Autant dire que s’il y a encore un
certain nombre de produits qui restent « locaux » (notamment dans
l’agro-alimentaires, les loisirs), un nombre croissant de biens de
consommation, de services industriels et de produits intermédiaires sont
d’ores et déjà des marchandises dont le prix de revient et donc les
prix de cession de l’amont vers l’aval de la chaîne sont des prix
« monde ». Des prix dont les mécanismes de formation marquent le
décloisonnement complet de la circulation des biens d’un continent à un
autre.
Ce processus est très ancien mais s’est
accéléré au début des années 70. Rappelons-nous par exemple le début de
la crise de l’horlogerie traditionnelle en 1969 quand la marque Kelton
lance le slogan « vous vous changez, changez de Kelton »,
impliquant que pour être « dans le vent » on ne doit plus simplement
disposer d’une très classique montre plaquée or avec trotteuse mais de
plusieurs montres (moins chères et moins classiques). Changer sa Kelton en fonction de son activité, du moment ou de sa tenue. La
montre ne « devait » plus être le cadeau pour la communion ou pour le
brevet, elle se revendiquait dorénavant comme plus « fun » et plus
banale à la fois. Le marché de l’horlogerie tentait ainsi sa relance en
changeant de modèle économique. Le même processus se développa peu après
dans le prêt-à-porter. Les années 70 virent arriver les premières
chaînes (Benetton) et certains supermarchés firent leurs premières
tentatives de ventes de textile. La boutique Homme-Femme-Enfant du coin
de la rue amorçait sa dégringolade.
Comment interpréter ce mouvement de
fond ? Disons qu’il a été l’une des composantes de la fin des 30
glorieuses : certains marchés de masse qui avaient nourri la croissance
(en l’occurrence celle des marchés nationaux et des industries
nationales) devenaient matures. Dit autrement : la demande solvable
était dorénavant équipée et ces marchés devenaient progressivement de
simples marchés de remplacement. Sans solution, la stagnation
s’annonçait pour ces branches. L’idée est alors assez simple : baisser
les prix, augmenter la rotation, faire croître les volumes. Faire en
sorte qu’un écolier de dix ans ait lui aussi sa montre, qu’un tee-shirt
devienne progressivement le vêtement d’une simple saison, que la mode se
renouvelle de plus en plus vite, bien plus que les traditionnelles
saisons été/hiver, etc. Il leur fallait recomposer le mix prix/volumes,
baisser les premiers pour hausser les seconds !

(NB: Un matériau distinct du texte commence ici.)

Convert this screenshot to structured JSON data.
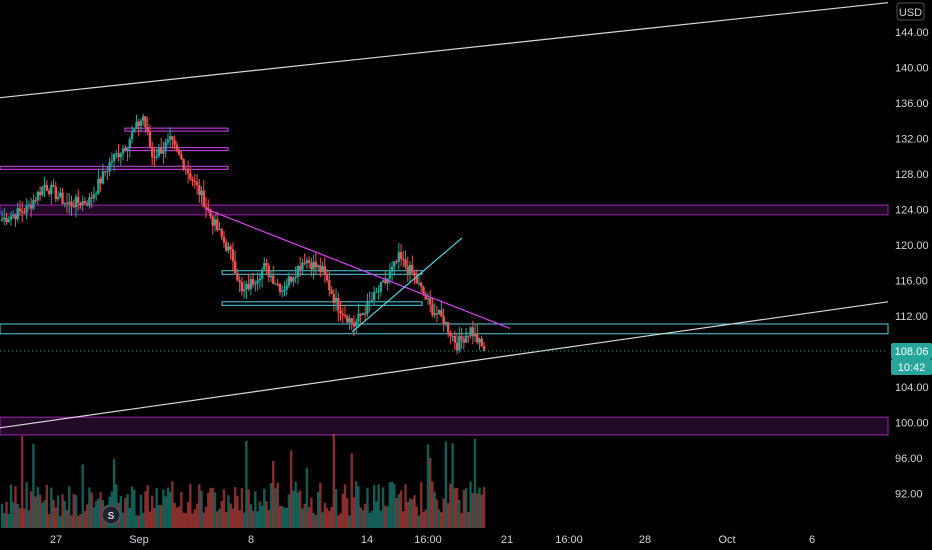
{
  "currency": "USD",
  "colors": {
    "background": "#000000",
    "up": "#26a69a",
    "down": "#ef5350",
    "zone": "#9c27b0",
    "zone_fill": "rgba(156,39,176,0.22)",
    "cyan": "#4dd0e1",
    "white_line": "#d9d9d9",
    "magenta": "#e040fb",
    "price_tag": "#26a69a",
    "axis_text": "#d1d4dc"
  },
  "price_tag": {
    "price": "108.06",
    "countdown": "10:42",
    "value": 108.06
  },
  "session_marker": "S",
  "chart_data": {
    "type": "candlestick",
    "y_axis": {
      "ticks": [
        "144.00",
        "140.00",
        "136.00",
        "132.00",
        "128.00",
        "124.00",
        "120.00",
        "116.00",
        "112.00",
        "104.00",
        "100.00",
        "96.00",
        "92.00"
      ],
      "range": [
        89.0,
        147.5
      ]
    },
    "x_axis": {
      "ticks": [
        "27",
        "Sep",
        "8",
        "14",
        "16:00",
        "21",
        "16:00",
        "28",
        "Oct",
        "6"
      ]
    },
    "horizontal_zones": [
      {
        "kind": "zone",
        "top": 124.5,
        "bottom": 123.4,
        "x_from": "start",
        "x_to": "end"
      },
      {
        "kind": "zone",
        "top": 100.6,
        "bottom": 98.6,
        "x_from": "start",
        "x_to": "end"
      },
      {
        "kind": "cyan-band",
        "top": 111.1,
        "bottom": 110.0,
        "x_from": "start",
        "x_to": "end"
      },
      {
        "kind": "cyan-rect",
        "top": 117.1,
        "bottom": 116.7,
        "x_from": "Sep 5",
        "x_to": "Sep 16"
      },
      {
        "kind": "cyan-rect",
        "top": 113.6,
        "bottom": 113.2,
        "x_from": "Sep 5",
        "x_to": "Sep 16"
      },
      {
        "kind": "magenta-level",
        "value": 133.0,
        "x_from": "Sep 1",
        "x_to": "Sep 3"
      },
      {
        "kind": "magenta-level",
        "value": 130.8,
        "x_from": "Sep 1",
        "x_to": "Sep 3"
      },
      {
        "kind": "magenta-level",
        "value": 128.7,
        "x_from": "start",
        "x_to": "Sep 3"
      }
    ],
    "trendlines": [
      {
        "kind": "white",
        "from": [
          "start",
          136.6
        ],
        "to": [
          "end",
          147.3
        ]
      },
      {
        "kind": "white",
        "from": [
          "start",
          99.4
        ],
        "to": [
          "end",
          113.6
        ]
      },
      {
        "kind": "magenta",
        "from": [
          "Sep 4",
          124.1
        ],
        "to": [
          "Sep 20",
          110.6
        ]
      },
      {
        "kind": "cyan",
        "from": [
          "Sep 12",
          110.2
        ],
        "to": [
          "Sep 18",
          120.8
        ]
      }
    ],
    "price_segments": [
      {
        "from": 122.8,
        "to": 124.0,
        "n": 12
      },
      {
        "from": 124.0,
        "to": 126.8,
        "n": 8
      },
      {
        "from": 126.8,
        "to": 124.6,
        "n": 10
      },
      {
        "from": 124.6,
        "to": 125.0,
        "n": 10
      },
      {
        "from": 125.0,
        "to": 129.6,
        "n": 10
      },
      {
        "from": 129.6,
        "to": 131.2,
        "n": 6
      },
      {
        "from": 131.2,
        "to": 134.5,
        "n": 8
      },
      {
        "from": 134.5,
        "to": 130.0,
        "n": 4
      },
      {
        "from": 130.0,
        "to": 131.6,
        "n": 8
      },
      {
        "from": 131.6,
        "to": 129.2,
        "n": 6
      },
      {
        "from": 129.2,
        "to": 125.5,
        "n": 8
      },
      {
        "from": 125.5,
        "to": 122.2,
        "n": 6
      },
      {
        "from": 122.2,
        "to": 118.5,
        "n": 8
      },
      {
        "from": 118.5,
        "to": 114.5,
        "n": 4
      },
      {
        "from": 114.5,
        "to": 117.5,
        "n": 10
      },
      {
        "from": 117.5,
        "to": 115.0,
        "n": 8
      },
      {
        "from": 115.0,
        "to": 118.5,
        "n": 10
      },
      {
        "from": 118.5,
        "to": 117.0,
        "n": 8
      },
      {
        "from": 117.0,
        "to": 113.5,
        "n": 6
      },
      {
        "from": 113.5,
        "to": 111.0,
        "n": 8
      },
      {
        "from": 111.0,
        "to": 114.5,
        "n": 10
      },
      {
        "from": 114.5,
        "to": 115.8,
        "n": 4
      },
      {
        "from": 115.8,
        "to": 118.5,
        "n": 6
      },
      {
        "from": 118.5,
        "to": 116.8,
        "n": 6
      },
      {
        "from": 116.8,
        "to": 113.0,
        "n": 8
      },
      {
        "from": 113.0,
        "to": 111.5,
        "n": 6
      },
      {
        "from": 111.5,
        "to": 108.8,
        "n": 6
      },
      {
        "from": 108.8,
        "to": 110.5,
        "n": 6
      },
      {
        "from": 110.5,
        "to": 108.06,
        "n": 6
      }
    ]
  }
}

En un quart de siècle ce mouvement
donnera naissance à des Zara ou H&M (après être passé par Kookaï,
Naf-Naf, encore trop localisés) changeant leurs vitrines des dizaines de
fois dans l’année, rénovant leurs produits d’appel en permanence et
dont la chaine de production est totalement mondialisée. Non seulement
ce changement de paradigme constitue la réponse à un marché devenu
mature mais la crise, la montée de la pauvreté ainsi que l’évolution de
la structure des dépenses de ménages réduisent encore les budgets
habillement et permettent parallèlement la croissance du textile en
grande surface alimentaire (Carrefour, Leclerc…), le discount (Tati,
Fabio Lucci) ou le hard-discount sur les marchés forains – textile
asiatique à 100% favorisé par le fin des quotas d’importation. A l’étape
actuelle, la nouvelle offensive porte sur l’e-commerce, ce media ayant
l’avantage d’abaisser fortement le coût marginal de l’article vendu. Il
s’en suit de nouveaux arbitrages entre investissement dans des boutiques
et ou dans le portail internet.
Il y a donc au départ un changement
volontaire de modèle économique, à l’initiative des plus malins de ces
secteurs, afin de prendre des parts de marché et de réaliser plus
surement des profits. Mais pour abaisser les prix il faut nécessairement
produire ici en Tunisie ou à l’Ile Maurice, là à Singapour ou au
Bangladesh et maintenant en Chine ou au Vietnam, demain ailleurs. La
délocalisation est le produit direct d’une stratégie marchande répondant
à la saturation de certains marchés. L’augmentation du pouvoir d’achat
des ménages et donc possiblement des prix de vente n’était pas la
réponse durable souhaitable et surtout possible pour ces branches. Au
contraire, il fallait abaisser les prix, modifier structurellement
l’offre pour changer durablement la demande. Du coup les leaders
d’aujourd’hui n’existaient même pas il y a vingt ans.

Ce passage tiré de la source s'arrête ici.